No Hosts can be found

bk-haystacks · July 18, 2025, 3:56pm

Hello,

I have just setup the community containers and the installation with the instructions here Greenbone Community Containers - Greenbone Community Documentation went fine. All containers are up and running. When I start a scan of the local subnet no hosts can be found. Hosts in another subnet can also not be found. It seems that the containers have no access to the outside world (of the Docker network). Is there anything I am missing?

There are some iptables rules active. Shall I flush them? I read already something about

network_mode: host

I tried to change the docker-compose.yml File but no improvement of the situation.

The Greenbone containers are running inside another container (Balena). Might that be a problem?

Thanks for any hint!

Lukas · July 21, 2025, 4:30pm

Don´t use ANY firewall between the scanner and your target host as rule of thumb.

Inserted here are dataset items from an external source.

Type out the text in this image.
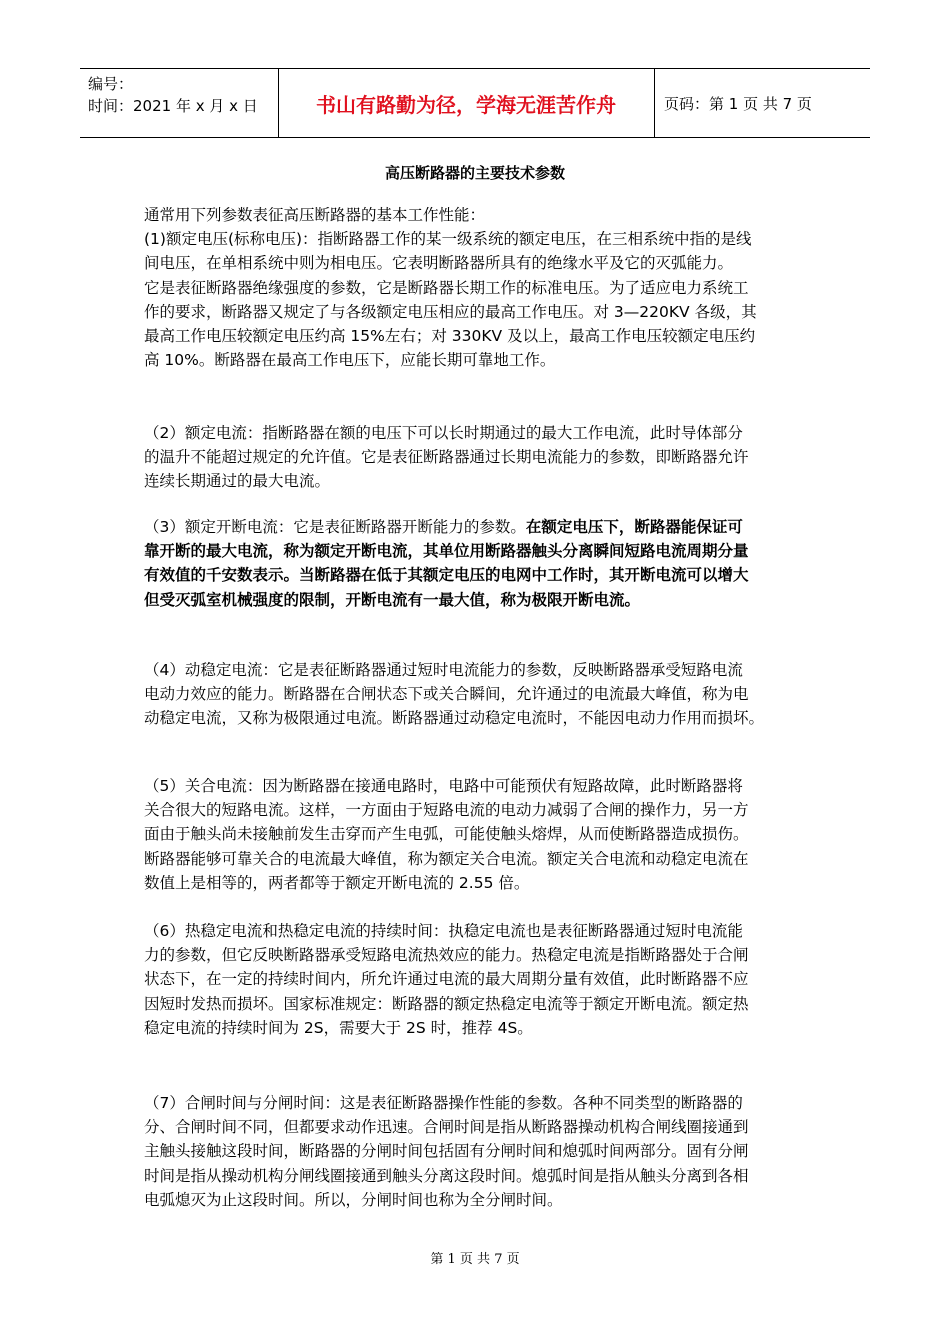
编号：
时间：2021 年 x 月 x 日	书山有路勤为径，学海无涯苦作舟	页码：第 1 页 共 7 页
高压断路器的主要技术参数
通常用下列参数表征高压断路器的基本工作性能：
(1)额定电压(标称电压)：指断路器工作的某一级系统的额定电压，在三相系统中指的是线
间电压，在单相系统中则为相电压。它表明断路器所具有的绝缘水平及它的灭弧能力。
它是表征断路器绝缘强度的参数，它是断路器长期工作的标准电压。为了适应电力系统工
作的要求，断路器又规定了与各级额定电压相应的最高工作电压。对 3—220KV 各级，其
最高工作电压较额定电压约高 15%左右；对 330KV 及以上，最高工作电压较额定电压约
高 10%。断路器在最高工作电压下，应能长期可靠地工作。
（2）额定电流：指断路器在额的电压下可以长时期通过的最大工作电流，此时导体部分
的温升不能超过规定的允许值。它是表征断路器通过长期电流能力的参数，即断路器允许
连续长期通过的最大电流。
（3）额定开断电流：它是表征断路器开断能力的参数。在额定电压下，断路器能保证可
靠开断的最大电流，称为额定开断电流，其单位用断路器触头分离瞬间短路电流周期分量
有效值的千安数表示。当断路器在低于其额定电压的电网中工作时，其开断电流可以增大
但受灭弧室机械强度的限制，开断电流有一最大值，称为极限开断电流。
（4）动稳定电流：它是表征断路器通过短时电流能力的参数，反映断路器承受短路电流
电动力效应的能力。断路器在合闸状态下或关合瞬间，允许通过的电流最大峰值，称为电
动稳定电流，又称为极限通过电流。断路器通过动稳定电流时，不能因电动力作用而损坏。
（5）关合电流：因为断路器在接通电路时，电路中可能预伏有短路故障，此时断路器将
关合很大的短路电流。这样，一方面由于短路电流的电动力减弱了合闸的操作力，另一方
面由于触头尚未接触前发生击穿而产生电弧，可能使触头熔焊，从而使断路器造成损伤。
断路器能够可靠关合的电流最大峰值，称为额定关合电流。额定关合电流和动稳定电流在
数值上是相等的，两者都等于额定开断电流的 2.55 倍。
（6）热稳定电流和热稳定电流的持续时间：执稳定电流也是表征断路器通过短时电流能
力的参数，但它反映断路器承受短路电流热效应的能力。热稳定电流是指断路器处于合闸
状态下，在一定的持续时间内，所允许通过电流的最大周期分量有效值，此时断路器不应
因短时发热而损坏。国家标准规定：断路器的额定热稳定电流等于额定开断电流。额定热
稳定电流的持续时间为 2S，需要大于 2S 时，推荐 4S。
（7）合闸时间与分闸时间：这是表征断路器操作性能的参数。各种不同类型的断路器的
分、合闸时间不同，但都要求动作迅速。合闸时间是指从断路器操动机构合闸线圈接通到
主触头接触这段时间，断路器的分闸时间包括固有分闸时间和熄弧时间两部分。固有分闸
时间是指从操动机构分闸线圈接通到触头分离这段时间。熄弧时间是指从触头分离到各相
电弧熄灭为止这段时间。所以，分闸时间也称为全分闸时间。
第 1 页 共 7 页
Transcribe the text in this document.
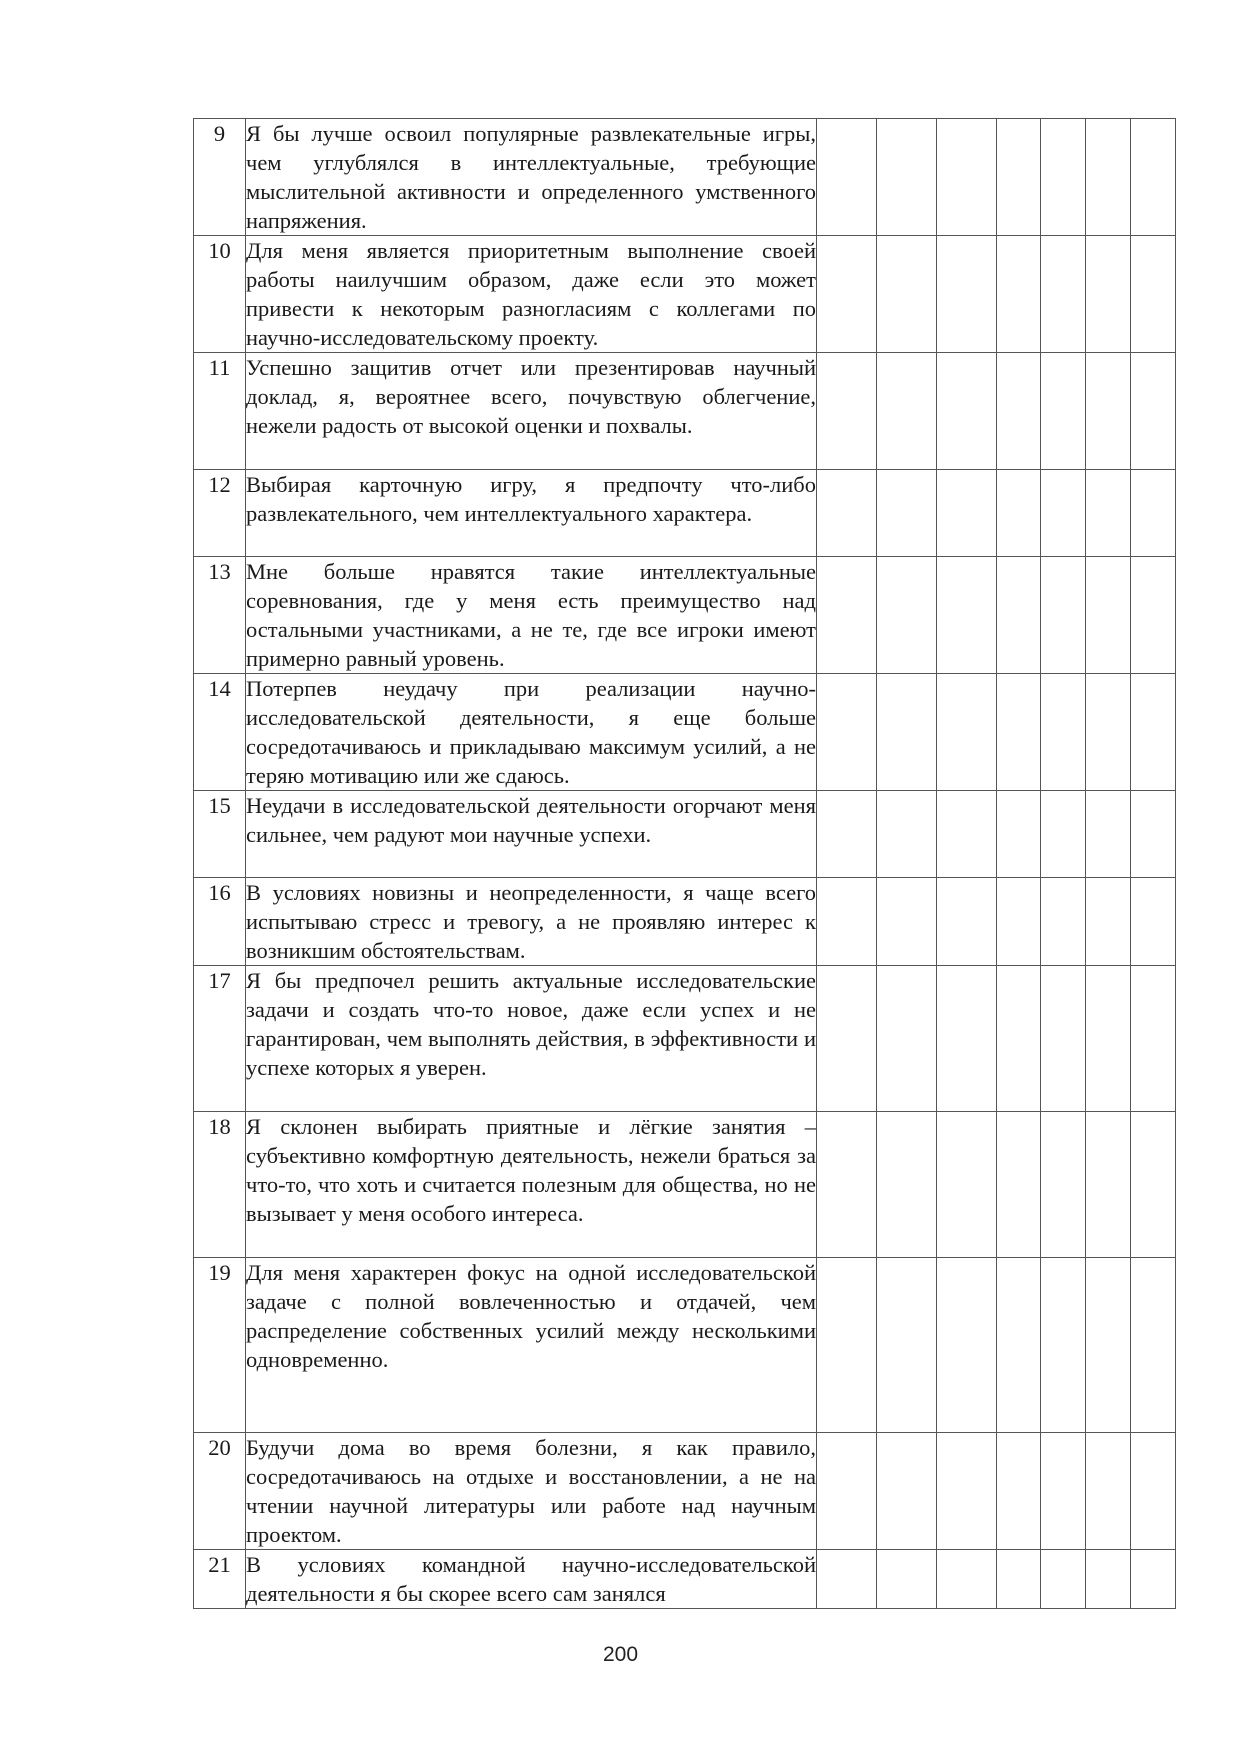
9	Я бы лучше освоил популярные развлекательные игры, чем углублялся в интеллектуальные, требующие мыслительной активности и определенного умственного напряжения.							
10	Для меня является приоритетным выполнение своей работы наилучшим образом, даже если это может привести к некоторым разногласиям с коллегами по научно-исследовательскому проекту.							
11	Успешно защитив отчет или презентировав научный доклад, я, вероятнее всего, почувствую облегчение, нежели радость от высокой оценки и похвалы.							
12	Выбирая карточную игру, я предпочту что-либо развлекательного, чем интеллектуального характера.							
13	Мне больше нравятся такие интеллектуальные соревнования, где у меня есть преимущество над остальными участниками, а не те, где все игроки имеют примерно равный уровень.							
14	Потерпев неудачу при реализации научно-исследовательской деятельности, я еще больше сосредотачиваюсь и прикладываю максимум усилий, а не теряю мотивацию или же сдаюсь.							
15	Неудачи в исследовательской деятельности огорчают меня сильнее, чем радуют мои научные успехи.							
16	В условиях новизны и неопределенности, я чаще всего испытываю стресс и тревогу, а не проявляю интерес к возникшим обстоятельствам.							
17	Я бы предпочел решить актуальные исследовательские задачи и создать что-то новое, даже если успех и не гарантирован, чем выполнять действия, в эффективности и успехе которых я уверен.							
18	Я склонен выбирать приятные и лёгкие занятия – субъективно комфортную деятельность, нежели браться за что-то, что хоть и считается полезным для общества, но не вызывает у меня особого интереса.							
19	Для меня характерен фокус на одной исследовательской задаче с полной вовлеченностью и отдачей, чем распределение собственных усилий между несколькими одновременно.							
20	Будучи дома во время болезни, я как правило, сосредотачиваюсь на отдыхе и восстановлении, а не на чтении научной литературы или работе над научным проектом.							
21	В условиях командной научно-исследовательской деятельности я бы скорее всего сам занялся							
200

As well ensure that your container has raw socked and root access for the scanner.

Eero · July 22, 2025, 7:18am

@bk-haystacks remove all fw rules. check that keep alive check is in correct state. (=consider alive, if host does not respond icmp (ping) requests)

Eero

co60ca · July 22, 2025, 10:37am

bk-haystacks you may need to change the liveness tests for your scan. Its likely they aren’t responding to ICMP Echo if I had to guess.

You can use nmap and ping to experiment from the container using docker exec.

bk-haystacks · July 22, 2025, 10:37am

I started the containers with the docker-compose.yml file provided by Greenbone. Are there any changes necessary to make the scanner accessible to the local network? I flushed all iptables rules but the problem still persists.

docker ps -q | xargs -n 1 docker inspect --format ‘{{range .NetworkSettings.Networks}}{{.IPAddress}}{{end}} {{ .Name }}’ | sed ‘s/ // /’

172.18.0.3 greenbone-community-edition-openvasd-1
172.18.0.13 greenbone-community-edition-openvas-1
172.18.0.2 greenbone-community-edition-ospd-openvas-1
172.18.0.6 greenbone-community-edition-gsa-1
172.18.0.4 greenbone-community-edition-gvmd-1
172.18.0.8 greenbone-community-edition-pg-gvm-1
172.18.0.7 greenbone-community-edition-redis-server-1

Do the containers need to have an IP address of the local network (192.168.0.0/24)?

Eero · July 22, 2025, 12:19pm

@bk-haystacks no, but you need working connectivity to that network (nat or routing) . test connectivity with ping or similar tools.

Eero

bricks · August 6, 2025, 6:11am

What’s the log output of

docker compose -f $DOWNLOAD_DIR/docker-compose.yml up ospd-openvas

NOTE: Be aware that this command starts ospd-openvas in the foreground with the console showing the log output. CTRL+C will shutdown it. To run it in the background use -d ospd-openvas but that wont show the logs at your current console.

system · October 16, 2025, 3:57pm

This topic was automatically closed after 90 days. New replies are no longer allowed.